At the 2019 Living Planet Symposium, Wagemann organized a well-attended panel about careers in the space sector and met up with Sabrina Szeto, a geospatial consultant from Singapore, who kicked off a year-long Women in Geospatial+ mentorship program.

Bente Lilja Bye introducing Women in Geospatial+ at the American Geophysical Union meeting in December 2019. Photo credit: Dr. Emil Cherrington.

A little less than a year after its founding, Women in Geospatial+ now has nearly 1,000 members. The network plans regular meetups at geosciences conferences and just opened up registrations for a Women in Geospatial+ speaker database. The full platform will be launched in May. “It’s about young people seeing more examples of women as scientists — and recognizing the contributions of underrepresented people in our field,” Szeto says.

Ladies of Landsat

“In science-related meetings, there’s always a deficit of women,” says Dr. Kate Fickas, an Adjunct Professor at Utah State University and a member of the research faculty at The University of Utah and the University of Massachusetts, Amherst.

Her launch of Ladies of Landsat at the Landsat Science Team meeting in early 2018 was a way for women remote sensing scientists to find each other in the wilderness, made possible by support from key allies along the way, including Landsat Science Team members like Dr. Michael Wulder.

“I think we’re hardwired for connection,” Fickas says of the group. “We want to be celebrated for our accomplishments, which doesn’t always happen in the meetings and workplaces we’re thrown into.” | Morgan Crowley [left] Dr. Kate Fickas [right].

The conversations that started on Twitter are now turning into solid opportunities to uplift the work of underrepresented genders, including organizing in-person networking events at ForestSAT and Geo for Good; a special session with ISPRS Student Consortium (SC); an appearance in the Scene From Above podcast; and a feature in the ISPRS SC newsletter.

Another effort, the “Manuscript Monday” program, highlights new research papers with women as lead authors. “There’s a known disparity in lead-author citations between men and women,” Fickas says; the hope is to eventually create a database of papers led by gender minorities.
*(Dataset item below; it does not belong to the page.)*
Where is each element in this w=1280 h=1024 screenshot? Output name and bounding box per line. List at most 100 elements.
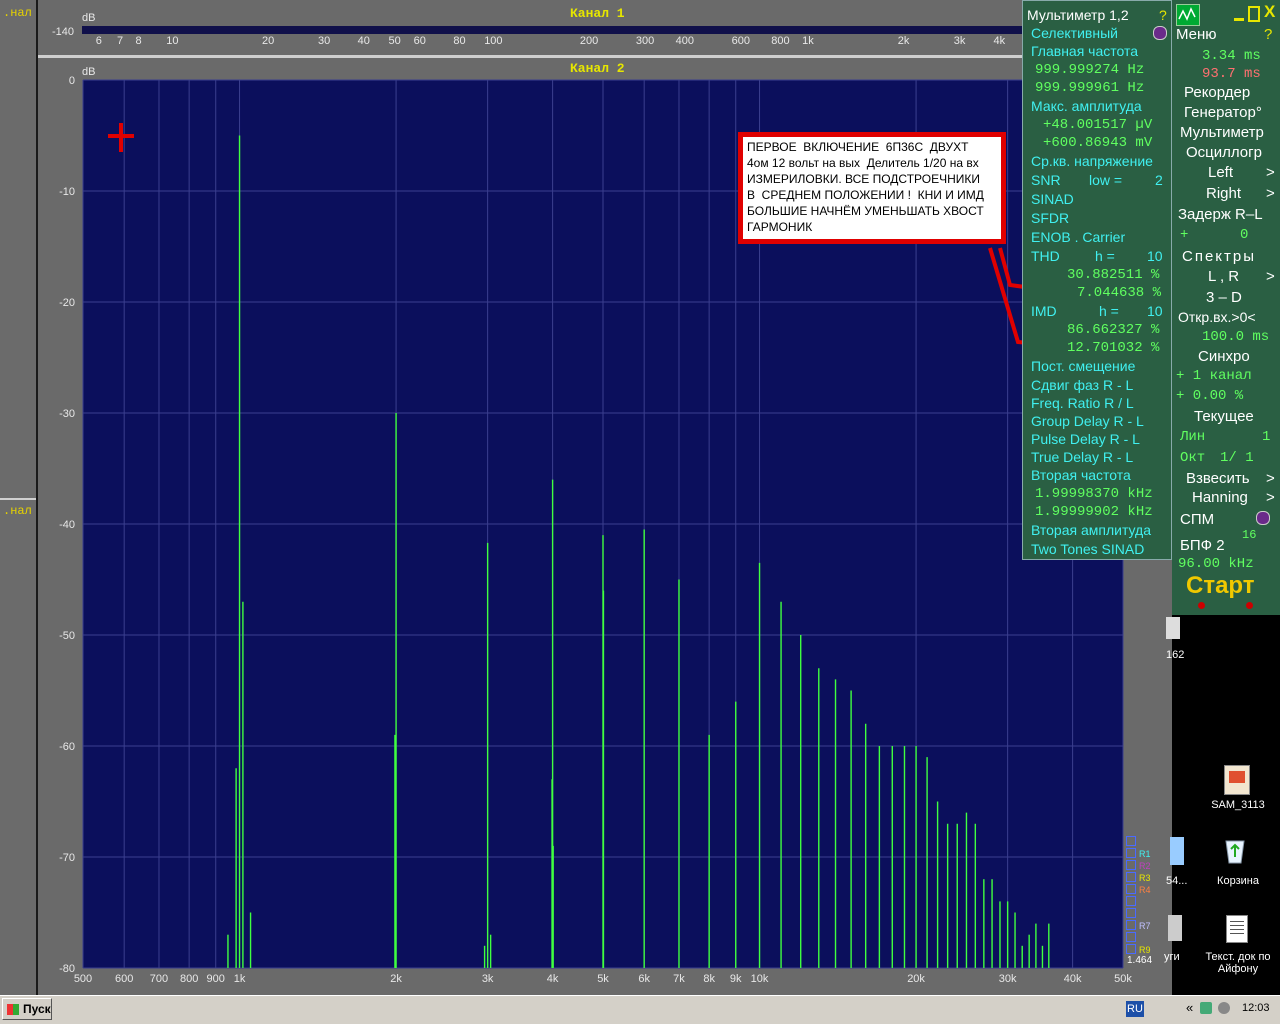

Eventually, Fickas notes, the aim of the group is to increase representation and support at all levels in the field of remote sensing, from university classrooms to the Landsat Science Team itself.

(Read more about Ladies of Landsat in the previous Google Earth Keyword post.)

The first international Ladies of Landsat gathering at the Earth Engine User Summit 2018 in Dublin, Ireland connecting the #GalsofGEE community. Photo credit: Dr. Kate C. Fickas.